The left iliac vein was covered using Viabahn VBX as off-label use in Japan. Zahradnik et al. reported that the Viabahn stent graft was valuable for repairing the left common iliac vein injured iatrogenically.9) A few reports have argued the benefit of stent grafts for injured or perforated veins. However, the advantages of the Viabahn or Viabahn VBX for venous use should be further verified prior to allowing regular use in emergency situations. Cilostazol was reported to be effective in preventing stenosis of polytetrafluoroethylene-covered stents in veins.10) Cilostazol was added to the present case, and the Viabahn VBX inserted in the left iliac vein was patent 1 month after surgery. This case should be followed up carefully, with emphasis on the CT findings.
Conclusion
An AAA with AVF is a differential diagnosis of leg edema. 4DCT has the benefit of visualizing a sequential change in the vein, enabling diagnosis of the AVF. The use of stent graft for injured veins should be verified further.
Consent
Informed consent was obtained from the patient for publication of the case report and the accompanying images. The Ethical Guidelines for Medical and Health Research Involving Human Subjects is applicable to this case report because of using the unapproved medical supply (intravenous use of the Viabahn VBX). Therefore, an ethical approval, which was issued by the ethical committee of Tokai University Hachioji Hospital, was obtained on July 29, 2022 (approval number 22-01).

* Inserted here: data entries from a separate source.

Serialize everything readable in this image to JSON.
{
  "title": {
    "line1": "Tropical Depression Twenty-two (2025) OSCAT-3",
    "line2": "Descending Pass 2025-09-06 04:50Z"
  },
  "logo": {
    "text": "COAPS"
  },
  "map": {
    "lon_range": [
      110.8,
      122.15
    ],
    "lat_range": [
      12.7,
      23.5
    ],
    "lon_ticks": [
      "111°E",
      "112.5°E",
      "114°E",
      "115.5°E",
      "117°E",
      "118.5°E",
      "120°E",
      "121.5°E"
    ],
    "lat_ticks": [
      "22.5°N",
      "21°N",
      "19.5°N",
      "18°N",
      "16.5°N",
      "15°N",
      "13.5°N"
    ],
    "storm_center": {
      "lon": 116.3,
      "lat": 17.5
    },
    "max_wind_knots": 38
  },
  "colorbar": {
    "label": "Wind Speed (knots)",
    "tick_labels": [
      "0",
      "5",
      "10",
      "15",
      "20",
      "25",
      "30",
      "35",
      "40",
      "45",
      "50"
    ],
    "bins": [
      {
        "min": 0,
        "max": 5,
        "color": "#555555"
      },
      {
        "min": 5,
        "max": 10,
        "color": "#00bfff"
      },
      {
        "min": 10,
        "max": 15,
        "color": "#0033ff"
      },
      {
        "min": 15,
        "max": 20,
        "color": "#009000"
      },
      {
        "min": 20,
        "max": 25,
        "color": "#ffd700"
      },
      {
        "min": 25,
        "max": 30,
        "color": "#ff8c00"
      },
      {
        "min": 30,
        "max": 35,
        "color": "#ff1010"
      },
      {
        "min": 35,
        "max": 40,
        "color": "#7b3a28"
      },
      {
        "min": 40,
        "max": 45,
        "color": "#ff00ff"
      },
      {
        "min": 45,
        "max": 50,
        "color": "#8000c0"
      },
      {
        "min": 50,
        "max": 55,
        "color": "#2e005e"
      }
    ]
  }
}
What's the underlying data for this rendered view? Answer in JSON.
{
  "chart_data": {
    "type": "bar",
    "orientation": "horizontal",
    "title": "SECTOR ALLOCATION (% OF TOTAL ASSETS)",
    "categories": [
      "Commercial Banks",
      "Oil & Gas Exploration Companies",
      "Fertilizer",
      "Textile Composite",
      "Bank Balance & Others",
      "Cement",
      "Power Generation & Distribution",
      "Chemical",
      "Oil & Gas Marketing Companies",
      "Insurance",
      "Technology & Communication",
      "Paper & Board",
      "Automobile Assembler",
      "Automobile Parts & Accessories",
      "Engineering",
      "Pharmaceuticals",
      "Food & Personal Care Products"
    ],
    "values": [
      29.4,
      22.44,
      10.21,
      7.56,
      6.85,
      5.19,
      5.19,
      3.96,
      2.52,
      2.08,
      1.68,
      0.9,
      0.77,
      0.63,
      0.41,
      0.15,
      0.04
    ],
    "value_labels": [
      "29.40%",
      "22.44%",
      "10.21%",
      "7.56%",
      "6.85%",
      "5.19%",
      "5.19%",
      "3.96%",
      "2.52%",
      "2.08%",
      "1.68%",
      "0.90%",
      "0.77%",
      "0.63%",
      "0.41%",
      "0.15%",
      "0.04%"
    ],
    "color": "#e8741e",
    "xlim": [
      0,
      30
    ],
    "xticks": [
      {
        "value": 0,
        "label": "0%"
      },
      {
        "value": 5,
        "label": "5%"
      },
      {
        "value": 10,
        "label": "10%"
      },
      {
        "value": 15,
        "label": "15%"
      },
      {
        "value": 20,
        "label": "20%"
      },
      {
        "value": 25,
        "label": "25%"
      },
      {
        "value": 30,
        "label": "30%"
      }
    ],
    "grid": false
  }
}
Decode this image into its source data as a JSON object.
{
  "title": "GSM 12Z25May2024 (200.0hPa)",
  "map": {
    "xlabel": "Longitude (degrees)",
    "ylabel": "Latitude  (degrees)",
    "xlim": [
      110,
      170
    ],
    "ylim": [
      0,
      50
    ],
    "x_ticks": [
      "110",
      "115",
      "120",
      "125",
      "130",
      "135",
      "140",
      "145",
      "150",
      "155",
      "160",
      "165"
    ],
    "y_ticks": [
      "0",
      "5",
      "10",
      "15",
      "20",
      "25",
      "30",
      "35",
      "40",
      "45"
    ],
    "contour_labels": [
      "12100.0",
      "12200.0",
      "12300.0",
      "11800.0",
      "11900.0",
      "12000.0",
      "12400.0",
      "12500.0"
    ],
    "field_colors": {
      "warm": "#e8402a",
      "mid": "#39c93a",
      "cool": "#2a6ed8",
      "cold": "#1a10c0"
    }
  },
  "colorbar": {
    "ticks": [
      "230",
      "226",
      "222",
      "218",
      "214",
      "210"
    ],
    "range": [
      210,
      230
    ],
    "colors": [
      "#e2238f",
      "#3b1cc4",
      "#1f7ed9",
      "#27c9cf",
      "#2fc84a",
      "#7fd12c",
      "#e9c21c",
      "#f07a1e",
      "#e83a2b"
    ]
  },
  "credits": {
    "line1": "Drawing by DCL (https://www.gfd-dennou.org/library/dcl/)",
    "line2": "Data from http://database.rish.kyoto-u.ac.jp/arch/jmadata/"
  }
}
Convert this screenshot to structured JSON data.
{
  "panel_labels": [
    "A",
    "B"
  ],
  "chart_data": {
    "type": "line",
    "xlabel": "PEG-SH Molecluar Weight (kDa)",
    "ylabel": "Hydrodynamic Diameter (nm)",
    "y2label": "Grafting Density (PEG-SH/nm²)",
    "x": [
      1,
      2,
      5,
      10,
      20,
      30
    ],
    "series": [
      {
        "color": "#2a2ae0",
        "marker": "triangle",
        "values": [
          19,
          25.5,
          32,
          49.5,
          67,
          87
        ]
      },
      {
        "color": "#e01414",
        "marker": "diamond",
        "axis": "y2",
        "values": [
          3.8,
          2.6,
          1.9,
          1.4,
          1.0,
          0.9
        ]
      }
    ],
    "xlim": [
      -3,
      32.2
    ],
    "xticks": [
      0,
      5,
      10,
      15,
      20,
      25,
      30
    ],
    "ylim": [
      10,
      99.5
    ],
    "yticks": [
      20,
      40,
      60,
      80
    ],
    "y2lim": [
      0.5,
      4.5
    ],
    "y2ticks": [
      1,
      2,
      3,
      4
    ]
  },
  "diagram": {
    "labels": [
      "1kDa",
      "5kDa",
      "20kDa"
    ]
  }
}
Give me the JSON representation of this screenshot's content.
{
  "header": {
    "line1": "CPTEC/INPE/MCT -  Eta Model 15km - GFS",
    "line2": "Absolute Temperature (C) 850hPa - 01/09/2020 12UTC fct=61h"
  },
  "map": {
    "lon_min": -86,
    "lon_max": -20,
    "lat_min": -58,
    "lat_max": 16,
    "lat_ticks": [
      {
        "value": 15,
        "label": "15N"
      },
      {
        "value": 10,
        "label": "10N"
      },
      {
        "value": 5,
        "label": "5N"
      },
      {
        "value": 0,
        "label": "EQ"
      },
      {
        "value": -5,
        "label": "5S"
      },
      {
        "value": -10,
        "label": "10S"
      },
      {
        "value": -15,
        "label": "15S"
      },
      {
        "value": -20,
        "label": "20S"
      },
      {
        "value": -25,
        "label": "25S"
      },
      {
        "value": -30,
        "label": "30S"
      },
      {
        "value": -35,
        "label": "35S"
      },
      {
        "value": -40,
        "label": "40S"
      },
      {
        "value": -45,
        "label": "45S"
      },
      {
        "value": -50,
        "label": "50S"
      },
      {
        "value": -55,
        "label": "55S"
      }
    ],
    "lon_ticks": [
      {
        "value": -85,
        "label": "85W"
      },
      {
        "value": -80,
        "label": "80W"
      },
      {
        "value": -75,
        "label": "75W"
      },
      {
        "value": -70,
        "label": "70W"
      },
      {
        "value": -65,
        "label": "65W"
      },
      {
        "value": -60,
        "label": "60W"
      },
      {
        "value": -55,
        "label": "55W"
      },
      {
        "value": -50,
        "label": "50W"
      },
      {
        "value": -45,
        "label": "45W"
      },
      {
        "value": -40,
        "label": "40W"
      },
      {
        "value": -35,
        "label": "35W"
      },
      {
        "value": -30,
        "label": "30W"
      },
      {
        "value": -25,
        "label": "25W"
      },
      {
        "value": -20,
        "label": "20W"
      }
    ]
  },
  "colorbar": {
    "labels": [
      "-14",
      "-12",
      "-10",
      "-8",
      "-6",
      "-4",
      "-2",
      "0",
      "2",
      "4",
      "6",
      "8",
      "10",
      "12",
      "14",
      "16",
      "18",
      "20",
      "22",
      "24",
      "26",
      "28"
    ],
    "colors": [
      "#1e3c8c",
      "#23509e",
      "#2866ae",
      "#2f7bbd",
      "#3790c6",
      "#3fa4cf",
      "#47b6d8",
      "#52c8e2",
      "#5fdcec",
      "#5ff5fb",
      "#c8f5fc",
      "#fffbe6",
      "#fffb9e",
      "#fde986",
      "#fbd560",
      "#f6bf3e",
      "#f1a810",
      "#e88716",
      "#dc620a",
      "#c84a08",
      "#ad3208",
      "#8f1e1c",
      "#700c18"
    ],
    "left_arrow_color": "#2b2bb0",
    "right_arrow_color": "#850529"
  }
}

Declaration of Conflicting Interests
All authors have no conflicts of interest.
Author Contributions
Data collection: all authors
Writing: CT
Revision: CT
Critical review and revision: all authors
Final approval of the article: all authors
Accountability for all aspects of the work: all authors
Supplementary Information
Supplementary movie is available at the online article sites on J-STAGE and PMC. Supplemental data: Movie of the four-dimensional reconstruction. First half: Arterial and venous flows are described in red and blue, respectively. The contrast medium flows from the aneurysm into the left iliac vein through the fistula. Enhancement of the left iliac vein and inferior vena cava immediately occurs after aortic enhancement. Second half: Arterial blood flow is described in red and which flows into the left iliac vein through the fistula. The arterial flow in the left iliac vein is recognized more strongly in the distal part than in the proximal part of the AVF.